Methods: Thirty-six patients with cytopathologically confirmed malignant pleural effusion were randomly chosen and prospectively evaluated. Sixteen patients were randomly assigned to group 1 (standard pleurodesis) and 20 patients to group 2 (rapid pleurodesis). A small-bore catheter (12F) was inserted in both groups, and oxytetracycline was administered at a dose of 35 mg/kg. In group 1 patients, after the insertion of a pleurocan drainage system, the drain was left to spontaneous drainage until the lung was fully re-expanded. After achieving a daily drainage of <150 mL, oxytetracycline was instilled through the drainage system at a dose of 35 mg/kg. The drain was kept closed for six hours. Afterwards it was left to spontaneous drainage, and the drain was removed upon achieving a daily drainge lower than 150 mL. In group 2, oxytetracycline was administered at fractionated doses, and the drain was removed upon achieving a total drainage of 150 mL during the last three aspirations. Response to treatment was evaluated 1, 3, and 6 months after pleurodesis.

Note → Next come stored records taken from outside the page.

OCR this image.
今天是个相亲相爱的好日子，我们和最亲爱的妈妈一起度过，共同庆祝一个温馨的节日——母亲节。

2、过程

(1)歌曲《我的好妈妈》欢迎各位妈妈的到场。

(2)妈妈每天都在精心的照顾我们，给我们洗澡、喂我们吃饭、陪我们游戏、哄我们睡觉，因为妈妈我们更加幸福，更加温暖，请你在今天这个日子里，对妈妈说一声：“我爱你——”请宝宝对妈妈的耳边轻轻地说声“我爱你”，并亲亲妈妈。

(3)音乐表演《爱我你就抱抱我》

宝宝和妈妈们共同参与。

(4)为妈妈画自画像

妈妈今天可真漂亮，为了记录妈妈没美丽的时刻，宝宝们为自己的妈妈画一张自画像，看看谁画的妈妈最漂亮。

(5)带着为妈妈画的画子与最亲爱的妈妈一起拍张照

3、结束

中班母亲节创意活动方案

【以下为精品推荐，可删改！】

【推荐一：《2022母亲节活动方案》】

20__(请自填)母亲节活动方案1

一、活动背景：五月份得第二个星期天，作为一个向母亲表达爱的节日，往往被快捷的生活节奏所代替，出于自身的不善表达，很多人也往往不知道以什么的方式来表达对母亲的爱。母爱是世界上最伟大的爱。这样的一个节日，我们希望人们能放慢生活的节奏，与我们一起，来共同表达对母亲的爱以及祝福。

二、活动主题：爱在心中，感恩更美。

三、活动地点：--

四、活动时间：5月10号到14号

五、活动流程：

Results: There was no statistically significant difference in demographic features, origin of the primary tumor, follow-up period, mortality rate, surgery, chemotherapy and radiotherapy properties, chest radiography findings, size of pleural effusion, or 1st, 3rd and 6th month treatment response rates in either groups (p>0.05). On the other hand, regarding days of drainage and hospitalization along with the cost, significantly lower results were achieved in group 2 (p<0.001).
Conclusion: This new rapid pleurodesis method can be safely used in patients with symptomatic malignant pleural effusion due to its short duration of drainage and hospital stay combined with lower cost.